PRIME BISHOP’S MESSAGE ON THE SEASON OF CREATION 2024

The Season of Creation is an annual  celebration that calls all Christians worldwide each year to pray and respond jointly to the cry of creation.  It is a broad ecumenical initiative to gather the Christian family around the world to come together to listen to and care for our common home. Every year, the celebration opens on September 1st, the Feast of Creation, and concludes on October 4th, the Feast of St. Francis of Assisi, the patron saint of ecology.

I believe it is no coincidence that on the opening day of the 2024 Season of Creation, something dramatic and sad happened in our country that ought to jolt us from our inaction or indifference on what is happening with creation. As you know, our weather station, PAGASA, conducts climatological analysis to project the volume of rainfall and for the month of September 2024, it said that 230 millimetres of rain was expected. On the first day of the month however, which is also the first day of the celebration of the Season of Creation, tropical storm Enteng entered the country and dumped that entire projected rainfall volume for this month in less than 18 hours, triggering massive flooding and landslides. The feared La Nina, which involves above-normal rainfall and more ferocious typhoons, is here.

The latest data indicates that 15 people have died from the storm while 1,720,568 others were affected. The rains and floods forced 88,077 individuals or 21,681 families to flee their homes and sought shelter in evacuation centers while 18,757 individuals were being served outside evacuation centers.

The destructive effects of the typhoon Enteng demonstrates to us that figuratively there is no such thing as a safe place from the weather disturbances. In the low-lying areas, floods have become killers and destroyers of property and so one would assume that higher elevation areas may be safer as these will not be reached by floods. The fact however is that landslides are the killers and destroyers of property in higher elevation. We recall the very sad incident on October 29, 2022 in  when people at Kusiong, Datu Odin Sinsuat, Maguindanao  fleeing from the floods sought shelter at our chapel, St. Peter’s Church, built on a higher ground in a mountain side that could not be reached by the floods. In the middle of the night, however, the mountain side just gave way, unleashing an avalanche of mud, rocks and water that destroyed everything in its path including the chapel and resulting in the death of 20 persons and injuries to many others.

The reality of climate crisis is very real in our midst and everyday we wake up to the threat of death and devastation from its effects as the Philippines is now ranked as among the most disaster-prone country in the world, often landing in the first spot for a number of years, according to the World Risk Index.

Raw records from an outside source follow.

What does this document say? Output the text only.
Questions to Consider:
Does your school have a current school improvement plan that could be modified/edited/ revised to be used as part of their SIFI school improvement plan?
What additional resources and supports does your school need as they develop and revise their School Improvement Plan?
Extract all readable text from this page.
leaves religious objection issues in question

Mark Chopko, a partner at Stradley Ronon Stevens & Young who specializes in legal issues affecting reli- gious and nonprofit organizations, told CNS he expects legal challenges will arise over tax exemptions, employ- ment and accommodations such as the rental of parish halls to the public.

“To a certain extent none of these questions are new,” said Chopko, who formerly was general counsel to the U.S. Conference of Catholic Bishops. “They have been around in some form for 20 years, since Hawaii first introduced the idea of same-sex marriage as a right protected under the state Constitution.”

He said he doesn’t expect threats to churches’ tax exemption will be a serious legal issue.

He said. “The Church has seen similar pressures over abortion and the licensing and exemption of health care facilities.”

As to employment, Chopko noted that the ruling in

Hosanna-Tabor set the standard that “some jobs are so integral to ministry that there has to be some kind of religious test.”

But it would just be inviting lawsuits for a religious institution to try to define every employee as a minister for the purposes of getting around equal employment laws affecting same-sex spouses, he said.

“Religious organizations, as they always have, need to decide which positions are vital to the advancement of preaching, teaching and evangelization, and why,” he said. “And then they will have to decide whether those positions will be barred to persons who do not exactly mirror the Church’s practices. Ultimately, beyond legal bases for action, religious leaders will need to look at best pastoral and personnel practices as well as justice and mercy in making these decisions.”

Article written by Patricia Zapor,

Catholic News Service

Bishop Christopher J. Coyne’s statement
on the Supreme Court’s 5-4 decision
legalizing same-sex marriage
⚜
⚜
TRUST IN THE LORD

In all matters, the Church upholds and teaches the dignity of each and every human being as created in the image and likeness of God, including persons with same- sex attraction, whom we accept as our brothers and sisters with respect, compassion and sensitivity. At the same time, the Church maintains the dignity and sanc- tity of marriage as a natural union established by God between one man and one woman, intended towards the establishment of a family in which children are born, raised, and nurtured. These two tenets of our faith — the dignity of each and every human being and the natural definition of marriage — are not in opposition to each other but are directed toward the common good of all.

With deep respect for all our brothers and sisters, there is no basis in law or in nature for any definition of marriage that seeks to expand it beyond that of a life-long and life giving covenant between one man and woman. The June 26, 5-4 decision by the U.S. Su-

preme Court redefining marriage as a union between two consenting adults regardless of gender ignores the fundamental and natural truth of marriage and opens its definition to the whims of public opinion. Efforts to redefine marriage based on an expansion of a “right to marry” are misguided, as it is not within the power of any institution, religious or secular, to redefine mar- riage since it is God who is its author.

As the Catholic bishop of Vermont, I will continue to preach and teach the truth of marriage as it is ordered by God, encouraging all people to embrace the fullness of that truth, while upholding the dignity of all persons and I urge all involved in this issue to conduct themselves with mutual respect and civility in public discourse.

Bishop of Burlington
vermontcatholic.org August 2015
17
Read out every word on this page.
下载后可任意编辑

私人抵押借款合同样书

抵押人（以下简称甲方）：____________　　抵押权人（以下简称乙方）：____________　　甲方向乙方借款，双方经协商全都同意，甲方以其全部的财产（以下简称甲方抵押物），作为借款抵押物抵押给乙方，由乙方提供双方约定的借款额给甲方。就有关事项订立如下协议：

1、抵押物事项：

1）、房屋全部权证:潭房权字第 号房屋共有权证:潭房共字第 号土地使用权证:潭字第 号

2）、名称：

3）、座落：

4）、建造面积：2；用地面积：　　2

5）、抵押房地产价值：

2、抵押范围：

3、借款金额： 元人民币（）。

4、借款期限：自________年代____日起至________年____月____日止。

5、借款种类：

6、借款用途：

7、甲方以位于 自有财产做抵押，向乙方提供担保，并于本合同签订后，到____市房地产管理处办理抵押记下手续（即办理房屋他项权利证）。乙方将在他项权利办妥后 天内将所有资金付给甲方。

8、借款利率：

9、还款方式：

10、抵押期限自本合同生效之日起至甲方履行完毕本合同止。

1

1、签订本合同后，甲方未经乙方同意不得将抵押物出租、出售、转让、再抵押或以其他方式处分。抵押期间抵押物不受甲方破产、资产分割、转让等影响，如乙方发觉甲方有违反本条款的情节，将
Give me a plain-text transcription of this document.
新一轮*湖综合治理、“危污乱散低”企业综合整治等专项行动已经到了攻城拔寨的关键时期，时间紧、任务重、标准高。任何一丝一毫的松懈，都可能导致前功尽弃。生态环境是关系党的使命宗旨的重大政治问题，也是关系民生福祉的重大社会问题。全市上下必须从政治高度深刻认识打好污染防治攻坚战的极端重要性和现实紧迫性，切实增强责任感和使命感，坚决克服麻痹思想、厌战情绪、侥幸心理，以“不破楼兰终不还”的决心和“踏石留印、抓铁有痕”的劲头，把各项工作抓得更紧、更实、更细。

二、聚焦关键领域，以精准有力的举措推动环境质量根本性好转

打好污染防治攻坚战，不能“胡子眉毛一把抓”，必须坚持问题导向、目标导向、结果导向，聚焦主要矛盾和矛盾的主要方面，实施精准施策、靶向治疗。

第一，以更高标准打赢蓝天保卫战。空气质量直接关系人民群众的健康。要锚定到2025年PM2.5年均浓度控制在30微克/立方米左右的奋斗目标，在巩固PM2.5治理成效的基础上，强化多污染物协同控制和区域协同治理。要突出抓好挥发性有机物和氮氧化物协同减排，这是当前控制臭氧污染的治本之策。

Nobody now disputes that what is happening is caused by human disturbance of the environment which is looked at more as a source of economic benefit rather than as a home that needs to be protected and cared for. This is why all of us Christians must be involved because we know that everything we see around us was created by God for our sustenance and enjoyment and never for our destructive exploitation and utilization. The evils that our Lord Jesus Christ has denounced and called on us to repent from are the same behaviours that are driving the destruction of creation. Selfishness, greed, dominating power and the insatiable yearning for much more than what we actually need are leading us to ecological Armageddon as we actually witness in climate crisis, biodiversity loss and human suffering.

The Fifth Mark of Mission of the Episcopal Church in the Philippines is to strive to safeguard the integrity of creation and sustain and renew the life of the earth. Guided by this mission imperative, the Church is engaged in various concrete actions, ranging from institutional opposition to mega hydro electric dams such as the proposed Chico River Hydro Power Dam project that was eventually scuttled way back in the 1980s and large scale irresponsible mining and other ecologically destructive operations, support to and funding of environmentally friendly initiatives, to building and/or enhancing community forests. Being a church of indigenous peoples, creation care is being woven into our spirituality as we affirm the  indigenous peoples’ values which considers the created world sacred since every material thing has a spirit and wasting a material thing is wasting its spirit which must be avoided at all cost. In our current understanding, what is present in us as well as in every material thing is the Spirit of God that hovers over all of lands, seas and air and everything in them.

Let us take this Season of Creation as an opportunity to continue praying for creation and as we do, let us again seriously consider and actually do everything we can every day, individually and collectively, to protect our earthly home. This includes making environmental stewardship a primary consideration in every choice that we make, from the simple to the complex – from the foods we eat, the clothes we wear, our ways of communicating, transportation, lifestyle, our preoccupation and pursuit of  careers and to our participation in shaping society’s public policies that determine the nature of ecological utilization. Let us take guidance from the Joint Statement issued on the occasion of the 2023 Season of Creation by Pope Francis, Archbishop Justin Welby  of the Anglican Communion and the Ecumenical Patriarch Bartholomew of the Eastern Orthodox Church where they said, “Future generations will never forgive us if we miss the opportunity to protect our common home. We have inherited a beautiful garden.  We must not transform it into a desert for our children.”